Arkansas Task Force 1: ready for any rescue situation

By Donna Lampkin Stephens

The 501 – and the rest of the United States – are a little bit safer  thanks to Arkansas Task Force 1 Urban Search and Rescue.

Twelve firefighters from the 501 (Conway, Little Rock, and North Little Rock fire departments) comprise the Central Arkansas Task Force 1, based out of Pulaski County Emergency Management. The state’s other regional group is Northwest AR-TF1, based out of Washington County Emergency Management, with 12 more trained people.

“We get nothing out of it other than being a great asset for the state,” said Bill Keathley, assistant chief for operations for the Conway Fire Department and one of the Central AR-TF1 leaders. “None of us are out for the kudos. It’s just a great tool to help save lives.”

Besides Keathley, the Conway firefighters involved are Captain Ty Ledbetter, Battalion Chief Scot Erwin, Captain Luke Williamson, and Engineer Jay Mattox.

According to the Arkansas USAR Task Force-1 Facebook page, the team is “qualified and equipped to respond to search and rescue victims that are trapped or entombed in collapsed reinforced concrete and steel structures.” Members are assigned to Administrative, Search, Rescue, Medical, and Technical teams.

The Central Arkansas group’s first deployment was May 16, 2011, to a building collapse with a fatality in Morrilton.

Since then, the group has evolved to be prepared to take on a variety of other disasters.

Captain Ledbetter has worked with Arkansas Task Force 1 for eight years, and said the group has deployed following hurricanes in Texas and Florida and tornadoes in Arkansas, including those that hit Vilonia in 2011 and Vilonia and Mayflower in 2014.

This fall, the team is nearing HART certification (Helicopter Aquatic Rescue Team), working with helicopters from the Arkansas National Guard. A training was held in October at Lake Beaverfork in Conway.

“We have our water people, people who specialize in flash flooding, on the helicopter team,” Ledbetter said. “We will partner with civilians. What we do is we take care of the hook — at the end of the line from the helicopter — from the hook down. They’ll do the flying in and lower us down.”

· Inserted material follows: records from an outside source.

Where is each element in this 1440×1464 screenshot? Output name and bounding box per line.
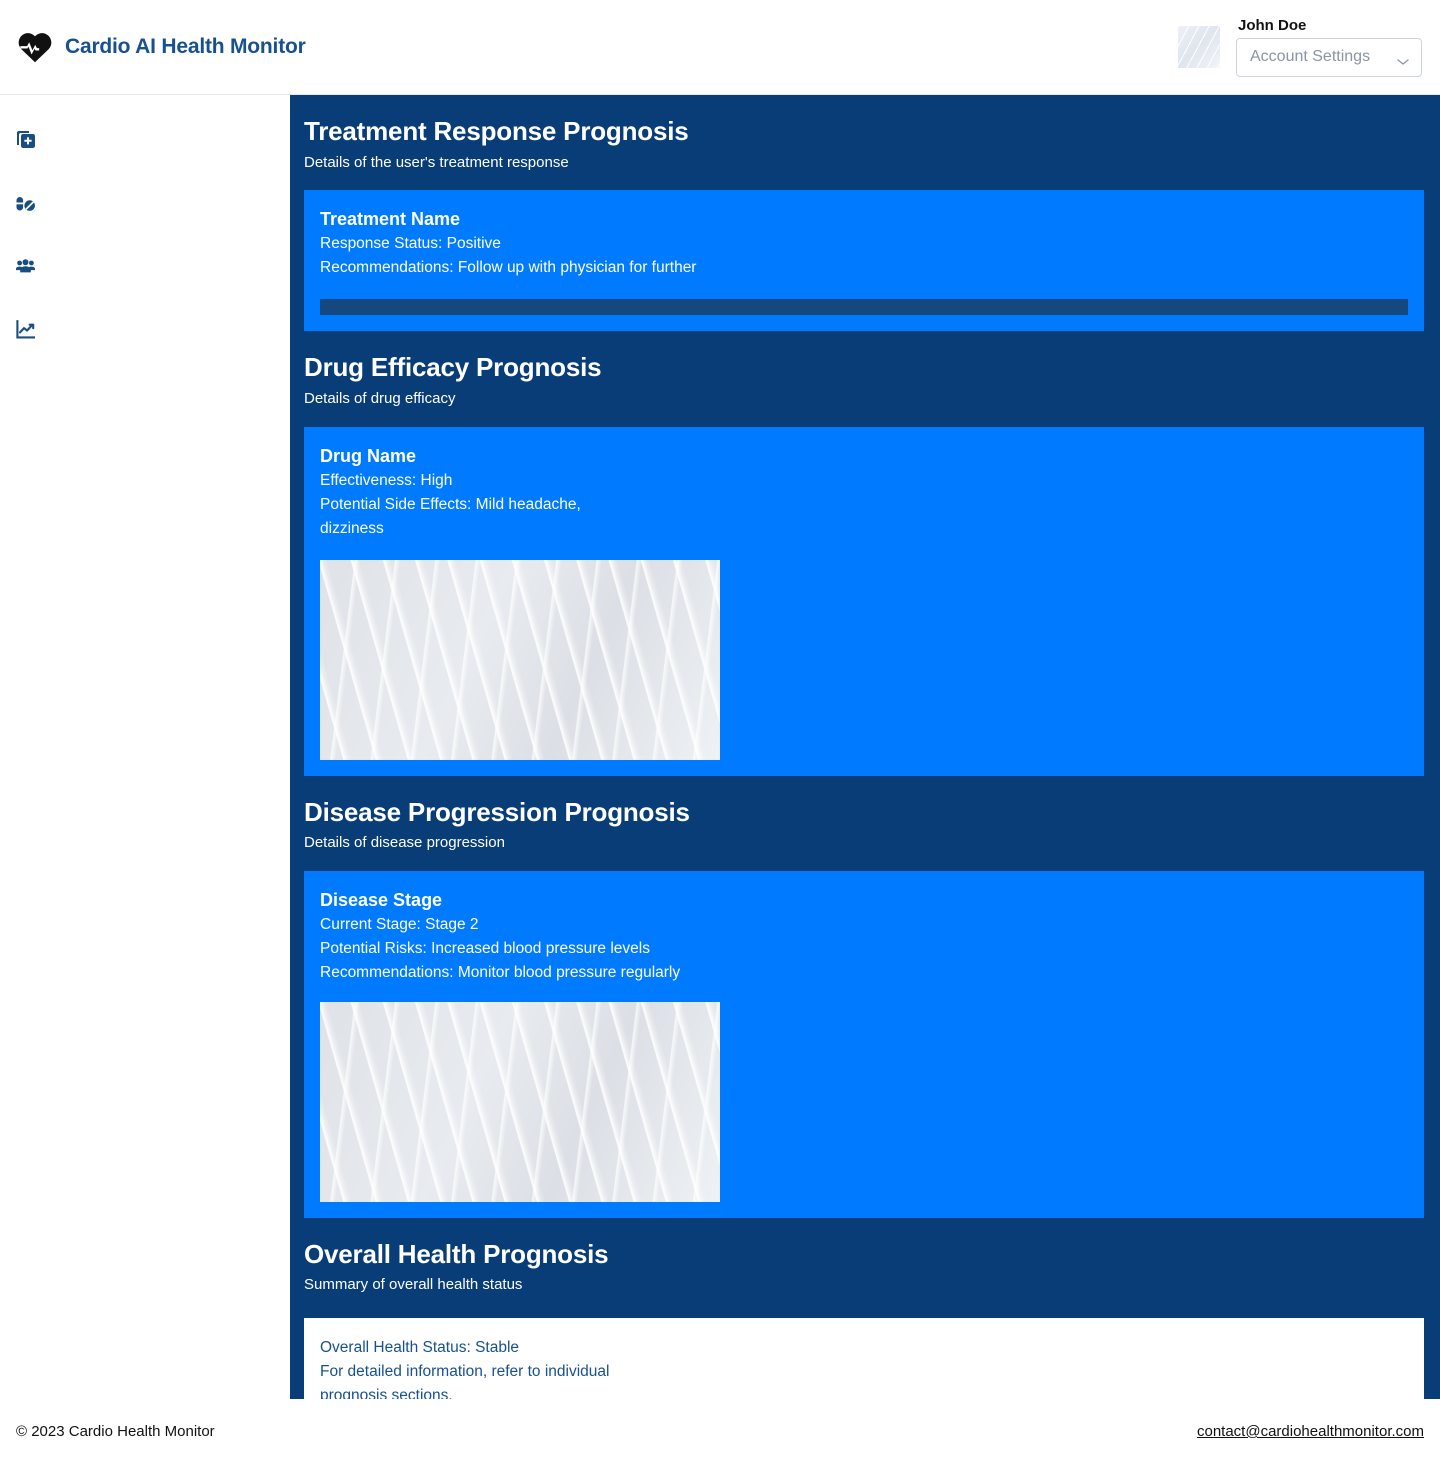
card-text: Disease Stage Current Stage: Stage 2 Pot…	[320, 887, 1408, 985]
heart-pulse-icon	[18, 30, 52, 64]
overall-card[interactable]: Overall Health Status: Stable For detail…	[304, 1318, 1424, 1399]
disease-image	[320, 1001, 720, 1202]
footer-copyright: © 2023 Cardio Health Monitor	[16, 1423, 215, 1440]
card-line: Recommendations: Continue medication as	[320, 541, 1408, 543]
app-footer: © 2023 Cardio Health Monitor contact@car…	[0, 1399, 1440, 1464]
card-line: Potential Side Effects: Mild headache,	[320, 495, 581, 513]
chevron-down-icon	[1397, 53, 1409, 65]
analytics-chart-icon	[16, 320, 36, 339]
section-overall-health: Overall Health Prognosis Summary of over…	[290, 1218, 1440, 1399]
section-header: Disease Progression Prognosis Details of…	[290, 776, 1440, 854]
footer-contact-link[interactable]: contact@cardiohealthmonitor.com	[1197, 1423, 1424, 1440]
card-line: Overall Health Status: Stable	[320, 1339, 520, 1357]
section-title: Overall Health Prognosis	[304, 1238, 609, 1269]
disease-card[interactable]: Disease Stage Current Stage: Stage 2 Pot…	[304, 870, 1424, 1218]
section-header: Treatment Response Prognosis Details of …	[290, 95, 1440, 173]
card-title: Drug Name	[320, 445, 417, 466]
drug-card[interactable]: Drug Name Effectiveness: High Potential …	[304, 426, 1424, 776]
section-header: Drug Efficacy Prognosis Details of drug …	[290, 331, 1440, 409]
treatment-card[interactable]: Treatment Name Response Status: Positive…	[304, 190, 1424, 332]
card-line: Current Stage: Stage 2	[320, 915, 479, 933]
brand-title: Cardio AI Health Monitor	[65, 35, 306, 58]
section-subtitle: Details of the user's treatment response	[304, 153, 569, 171]
sidebar	[0, 95, 290, 1399]
patients-group-icon	[16, 257, 35, 276]
sidebar-item-patients[interactable]	[0, 235, 290, 298]
sidebar-item-medical-records[interactable]	[0, 109, 290, 172]
card-text: Drug Name Effectiveness: High Potential …	[320, 443, 1408, 543]
section-subtitle: Details of drug efficacy	[304, 389, 456, 407]
drug-image	[320, 559, 720, 760]
section-title: Treatment Response Prognosis	[304, 116, 689, 146]
pills-medication-icon	[16, 194, 35, 213]
card-line: dizziness	[320, 519, 384, 537]
section-drug-efficacy: Drug Efficacy Prognosis Details of drug …	[290, 331, 1440, 776]
section-disease-progression: Disease Progression Prognosis Details of…	[290, 776, 1440, 1218]
user-block: John Doe Account Settings	[1236, 18, 1422, 77]
card-text: Overall Health Status: Stable For detail…	[320, 1336, 1408, 1399]
main-content: Treatment Response Prognosis Details of …	[290, 95, 1440, 1399]
card-text: Treatment Name Response Status: Positive…	[320, 206, 1408, 282]
section-title: Disease Progression Prognosis	[304, 796, 690, 827]
account-settings-value: Account Settings	[1250, 48, 1371, 65]
card-line: Effectiveness: High	[320, 471, 453, 489]
account-settings-select[interactable]: Account Settings	[1236, 37, 1422, 77]
avatar	[1178, 26, 1220, 68]
section-header: Overall Health Prognosis Summary of over…	[290, 1218, 1440, 1296]
card-line: Recommendations: Follow up with physicia…	[320, 259, 697, 277]
card-title: Disease Stage	[320, 889, 443, 910]
section-title: Drug Efficacy Prognosis	[304, 352, 602, 383]
card-line: Response Status: Positive	[320, 235, 501, 253]
broken-image-bar	[320, 299, 1408, 316]
card-line: Potential Risks: Increased blood pressur…	[320, 939, 650, 957]
card-line: prognosis sections.	[320, 1387, 453, 1399]
section-subtitle: Summary of overall health status	[304, 1276, 523, 1294]
user-name: John Doe	[1238, 16, 1307, 34]
brand[interactable]: Cardio AI Health Monitor	[0, 30, 306, 64]
card-line: For detailed information, refer to indiv…	[320, 1363, 610, 1381]
section-subtitle: Details of disease progression	[304, 834, 505, 851]
card-title: Treatment Name	[320, 209, 461, 230]
section-treatment-response: Treatment Response Prognosis Details of …	[290, 95, 1440, 332]
card-line: evaluation	[320, 280, 1408, 282]
sidebar-item-medications[interactable]	[0, 172, 290, 235]
sidebar-item-analytics[interactable]	[0, 298, 290, 361]
medical-records-icon	[16, 131, 35, 150]
card-line: Recommendations: Monitor blood pressure …	[320, 963, 681, 981]
header-right: John Doe Account Settings	[1178, 18, 1440, 77]
app-header: Cardio AI Health Monitor John Doe Accoun…	[0, 0, 1440, 95]
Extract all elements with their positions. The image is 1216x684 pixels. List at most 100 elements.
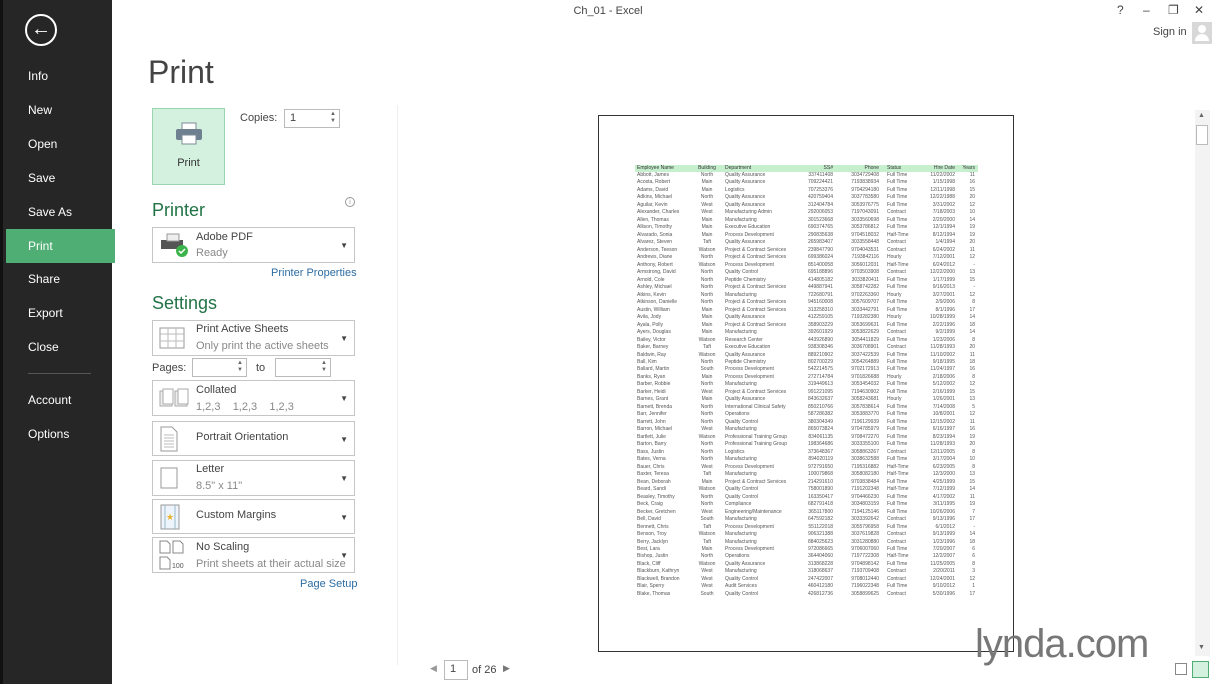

The Beaverfork training was to have been the final checkpoint for the team to be deployable, but the COVID-19 pandemic delayed the certification by a few months. Keathley said the team only needs to do its final qualifying swims.

“Then we’ll be ready to go,” he said.

What’s the motivation for the team members?

“All of us got into this job to help people,” Ledbetter said. “One of the things we get out of it is No. 1, the adrenaline — obviously, with the helicopters — and being able to help out people in a way we haven’t been able to.

“There’s nothing worse as a firefighter than wanting to help people and not being able to. Stuff like this gives us the resources to do that.”

To qualify as a team member, firefighters must have taken classes in various aspects of rescue, such as ropes and swift water. 

“Going on deployments previously, you see the need for these different aspects,” Ledbetter said.

Such deployments are a coordinated effort between the states and the Federal Emergency Management Agency (FEMA). For example, if a hurricane is heading to Florida, the governor and the Office of Emergency Management in that state will send out requests nationwide asking for specific help. 

“Then the Arkansas Department of Emergency Management will push those out, and we say, ‘We can fill this,’ or ‘We can fill that,’” Ledbetter said.

Keathley said Arkansas Task Force 1 goes on standby quite often.

“We have the same capabilities as the big FEMA teams,” he said. “We’re just not as large a team.”